🤖 AI Summary
To address the challenge of enabling embodied agents to perform multi-step, multimodal complex tasks in dynamic physical environments, this paper introduces CLIER—the first closed-loop embodied reasoning system. CLIER employs a modular neuro-symbolic reasoning framework that jointly supports natural language instruction understanding, visual perception, non-visual property estimation (e.g., object weight), online belief updating, and action re-planning. We develop a MuJoCo-Blender co-simulation environment enabling high-fidelity physics interaction and photorealistic rendering. Furthermore, we establish the first benchmark encompassing ten categories of multi-step embodied reasoning tasks. Experiments demonstrate that CLIER achieves over 76% task success rate in simulation and 64% on a real robotic arm, significantly improving robustness against environmental disturbances, sensor noise, and actuation uncertainty, as well as cross-task generalization capability.
📝 Abstract
Embodied reasoning systems integrate robotic hardware and cognitive processes to perform complex tasks typically in response to a natural language query about a specific physical environment.
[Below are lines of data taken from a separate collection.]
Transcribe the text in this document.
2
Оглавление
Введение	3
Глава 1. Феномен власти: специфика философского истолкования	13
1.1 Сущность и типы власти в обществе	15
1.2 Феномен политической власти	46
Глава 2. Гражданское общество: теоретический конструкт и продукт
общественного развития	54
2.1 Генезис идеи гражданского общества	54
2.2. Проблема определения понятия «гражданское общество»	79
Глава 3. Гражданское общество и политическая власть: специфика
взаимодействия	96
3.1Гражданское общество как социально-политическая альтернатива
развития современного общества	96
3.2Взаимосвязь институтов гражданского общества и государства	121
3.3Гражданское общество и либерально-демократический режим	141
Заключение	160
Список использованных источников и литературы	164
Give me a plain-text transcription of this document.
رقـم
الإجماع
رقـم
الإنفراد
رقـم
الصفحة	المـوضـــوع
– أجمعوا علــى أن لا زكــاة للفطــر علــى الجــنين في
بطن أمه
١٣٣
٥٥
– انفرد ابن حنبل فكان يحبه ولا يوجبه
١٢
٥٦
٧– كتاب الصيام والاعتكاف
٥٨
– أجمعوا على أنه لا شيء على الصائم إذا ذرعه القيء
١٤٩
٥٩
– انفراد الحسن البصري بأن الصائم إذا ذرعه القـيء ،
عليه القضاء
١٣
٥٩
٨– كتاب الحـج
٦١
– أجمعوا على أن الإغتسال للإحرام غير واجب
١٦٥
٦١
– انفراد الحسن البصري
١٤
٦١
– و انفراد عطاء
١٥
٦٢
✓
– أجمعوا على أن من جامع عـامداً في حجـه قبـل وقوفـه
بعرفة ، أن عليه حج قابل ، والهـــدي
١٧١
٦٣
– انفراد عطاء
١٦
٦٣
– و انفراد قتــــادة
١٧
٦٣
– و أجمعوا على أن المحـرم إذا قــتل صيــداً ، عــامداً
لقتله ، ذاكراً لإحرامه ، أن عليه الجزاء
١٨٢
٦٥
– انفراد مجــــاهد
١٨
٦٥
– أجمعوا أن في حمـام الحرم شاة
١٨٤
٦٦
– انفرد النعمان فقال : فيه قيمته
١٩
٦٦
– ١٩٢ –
This usually involves changing the belief about the scene or physically interacting and changing the scene (e.g. 'Sort the objects from lightest to heaviest'). In order to facilitate the development of such systems we introduce a new simulating environment that makes use of MuJoCo physics engine and high-quality renderer Blender to provide realistic visual observations that are also accurate to the physical state of the scene. Together with the simulator we propose a new benchmark composed of 10 classes of multi-step reasoning scenarios that require simultaneous visual and physical measurements. Finally, we develop a new modular Closed Loop Interactive Reasoning (CLIER) approach that takes into account the measurements of non-visual object properties, changes in the scene caused by external disturbances as well as uncertain outcomes of robotic actions. We extensively evaluate our reasoning approach in simulation and in the real world manipulation tasks with a success rate above 76% and 64%, respectively.